Mais que dire du « style législatif chinois » ? Nous rejoindrons à ce propos l'analyse de Jan Michel Otto qui y voit un style délibérément « planifié et contrôlé » qui pourrait être décrit ainsi : «technicien, orienté dans le sens du développement économique, éclectique, pragmatique et à l'évolution irrégulière » (p. 232).

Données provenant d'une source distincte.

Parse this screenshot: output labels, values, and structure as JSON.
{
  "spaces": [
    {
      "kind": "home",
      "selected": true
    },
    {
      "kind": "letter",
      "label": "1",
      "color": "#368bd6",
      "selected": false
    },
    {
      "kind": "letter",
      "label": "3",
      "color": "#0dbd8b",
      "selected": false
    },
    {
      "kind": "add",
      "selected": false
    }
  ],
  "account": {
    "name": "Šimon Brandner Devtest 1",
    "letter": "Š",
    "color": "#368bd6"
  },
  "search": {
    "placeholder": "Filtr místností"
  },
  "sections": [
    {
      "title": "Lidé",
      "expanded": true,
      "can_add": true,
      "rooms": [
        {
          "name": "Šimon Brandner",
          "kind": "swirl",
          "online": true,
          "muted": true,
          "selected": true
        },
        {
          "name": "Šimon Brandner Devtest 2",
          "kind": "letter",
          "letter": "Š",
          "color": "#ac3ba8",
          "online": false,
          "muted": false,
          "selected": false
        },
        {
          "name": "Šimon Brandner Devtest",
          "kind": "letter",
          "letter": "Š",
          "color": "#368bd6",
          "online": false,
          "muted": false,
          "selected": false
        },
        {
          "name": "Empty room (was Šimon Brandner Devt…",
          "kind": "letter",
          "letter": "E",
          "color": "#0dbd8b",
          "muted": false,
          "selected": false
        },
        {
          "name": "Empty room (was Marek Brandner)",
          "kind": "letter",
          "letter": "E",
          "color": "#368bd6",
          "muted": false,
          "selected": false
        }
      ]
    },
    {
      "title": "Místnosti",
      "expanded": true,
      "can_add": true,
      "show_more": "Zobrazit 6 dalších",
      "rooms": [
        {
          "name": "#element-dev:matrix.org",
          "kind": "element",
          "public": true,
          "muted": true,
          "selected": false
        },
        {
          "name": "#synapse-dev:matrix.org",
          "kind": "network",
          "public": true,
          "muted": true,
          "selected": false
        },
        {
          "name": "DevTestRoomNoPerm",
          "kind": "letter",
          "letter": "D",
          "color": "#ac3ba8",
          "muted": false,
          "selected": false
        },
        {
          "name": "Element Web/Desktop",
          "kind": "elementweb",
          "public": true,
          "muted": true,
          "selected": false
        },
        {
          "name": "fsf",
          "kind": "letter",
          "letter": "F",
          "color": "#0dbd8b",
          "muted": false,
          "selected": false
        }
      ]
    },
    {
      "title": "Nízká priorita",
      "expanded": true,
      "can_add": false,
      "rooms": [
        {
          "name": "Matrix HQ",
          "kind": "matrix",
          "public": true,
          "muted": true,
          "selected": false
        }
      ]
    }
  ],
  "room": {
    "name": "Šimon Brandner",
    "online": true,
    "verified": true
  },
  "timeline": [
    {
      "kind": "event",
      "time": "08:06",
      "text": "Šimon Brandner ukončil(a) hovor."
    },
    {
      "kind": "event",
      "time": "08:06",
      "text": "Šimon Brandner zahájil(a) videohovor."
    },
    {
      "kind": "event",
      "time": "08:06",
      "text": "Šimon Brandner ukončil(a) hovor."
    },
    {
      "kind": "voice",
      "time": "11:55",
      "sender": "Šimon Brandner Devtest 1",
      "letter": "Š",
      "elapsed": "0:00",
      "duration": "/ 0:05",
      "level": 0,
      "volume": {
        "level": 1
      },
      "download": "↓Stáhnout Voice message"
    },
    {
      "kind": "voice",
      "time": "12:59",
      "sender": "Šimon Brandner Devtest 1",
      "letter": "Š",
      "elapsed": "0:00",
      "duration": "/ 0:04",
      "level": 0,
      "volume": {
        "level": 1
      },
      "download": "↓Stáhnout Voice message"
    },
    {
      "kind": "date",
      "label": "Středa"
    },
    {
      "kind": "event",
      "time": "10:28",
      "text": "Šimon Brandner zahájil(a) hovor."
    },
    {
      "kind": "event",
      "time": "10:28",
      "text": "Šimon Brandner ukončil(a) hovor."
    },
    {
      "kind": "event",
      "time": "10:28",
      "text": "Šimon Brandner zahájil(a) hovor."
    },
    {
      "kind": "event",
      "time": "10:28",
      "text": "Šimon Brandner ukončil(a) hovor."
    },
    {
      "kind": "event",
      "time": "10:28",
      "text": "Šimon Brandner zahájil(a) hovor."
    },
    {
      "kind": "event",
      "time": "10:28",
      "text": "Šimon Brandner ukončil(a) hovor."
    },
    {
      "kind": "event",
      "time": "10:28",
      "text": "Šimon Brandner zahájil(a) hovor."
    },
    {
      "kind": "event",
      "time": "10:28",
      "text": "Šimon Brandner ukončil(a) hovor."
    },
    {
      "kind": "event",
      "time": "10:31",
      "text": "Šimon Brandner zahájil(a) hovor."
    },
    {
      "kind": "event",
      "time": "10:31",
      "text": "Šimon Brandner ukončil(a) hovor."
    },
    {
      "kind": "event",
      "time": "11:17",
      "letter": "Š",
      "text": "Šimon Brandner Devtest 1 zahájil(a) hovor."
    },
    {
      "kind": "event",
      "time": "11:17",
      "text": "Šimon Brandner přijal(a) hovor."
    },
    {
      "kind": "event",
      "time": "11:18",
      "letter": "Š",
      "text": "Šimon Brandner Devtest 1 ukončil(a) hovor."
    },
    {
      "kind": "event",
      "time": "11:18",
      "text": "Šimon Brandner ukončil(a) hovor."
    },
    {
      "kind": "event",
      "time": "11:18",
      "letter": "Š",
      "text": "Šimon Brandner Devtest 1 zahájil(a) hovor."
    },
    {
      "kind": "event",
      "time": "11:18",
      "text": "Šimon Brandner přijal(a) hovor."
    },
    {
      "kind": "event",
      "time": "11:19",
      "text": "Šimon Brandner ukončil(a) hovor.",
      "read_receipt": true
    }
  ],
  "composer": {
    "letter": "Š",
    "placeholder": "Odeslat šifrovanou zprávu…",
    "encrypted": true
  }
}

Les derniers développements apportés au droit économique et plus particulièrement au droit des contrats en vertu des impératifs de croissance et de stabilité ne doivent toutefois pas faire oublier le caractère idéologique du droit chinois qui reste profondément marqué par les orientations politiques du Parti et pourrait en ce sens continuer d'appartenir à la famille des droits socialistes identifiée par René David ou à celle des droits traditionnels comme l'a montré Ugo Mattei((3). Pragmatique pour ne pas dire utilitariste et éclectique parce qu'influencé par les systèmes de droit civil et de common law, le droit chinois contemporain est en réalité un droit hybride et en devenir dont on attend, au-delà d'une approche évolutionniste et culturaliste, qu'il se conforme désormais pleinement aux normes internationales. Rien, pas même l'accession de la Chine à l'OMC et les impérieuses réformes qui devraient s'en suivrent, ne laisse pourtant espérer cette évolution en profondeur sans un changement politique majeur. Les conclusions de Chen Jianfu (cf. appendice sur les apports de la loi législative) sont de ce point de vue éloquentes : le droit chinois ne serait toujours que la version institutionnalisée des politiques et des directives du Parti en fonction de l'incorporation dans la Constitution et désormais dans la loi législative (lifafa) des « quatre principes fondamentaux »((4), dont le plus important reste le rôle dirigeant du Parti exercé au nom de l'Etat((5). Créer du droit c'est en effet uvrer pour un certain type de société en fonction d'impératifs moraux et politiques. Quel Etat de droit nous propose-t-on aujourd'hui en Chine ? Certainement pas un Etat où les principes de justice et d'équité sont universellement respectés.
L'un des nombreux mérites de Law making est d'avoir su mettre en lumière le caractère premier et essentiel du processus législatif dans la construction d'un Etat de droit dans la Chine des réformes. Il convient donc de saluer les efforts de systématisation et de clarification (le glossaire est à cet égard d'une grande utilité) réalisés par les auteurs afin de rendre intelligible une question peu connue et d'une grande complexité. On regrettera néanmoins que cet ouvrage de qualité n'ait pas toujours été actualisé. L'article de Li Buyun rédigé en 1996 sur la loi législative semble par exemple dépassé et seule l'appendice de Chen Jianfu permet de véritablement comprendre ce texte original et sans précédent adopté le 15 mars 2000 afin de combler les lacunes de la Constitution de 1982, mais dont on peut penser qu'il n'a fait qu'entériner les pratiques existantes sans garantir la mise en place d'un véritable processus législatif, dépolitisé et institutionalisé.
Il reste que cet ouvrage, certes un peu technique et parfois inégal, est d'une grande richesse et sans équivalent. On en recommandera donc tout particulièrement la lecture au spécialiste et au praticien du droit chinois.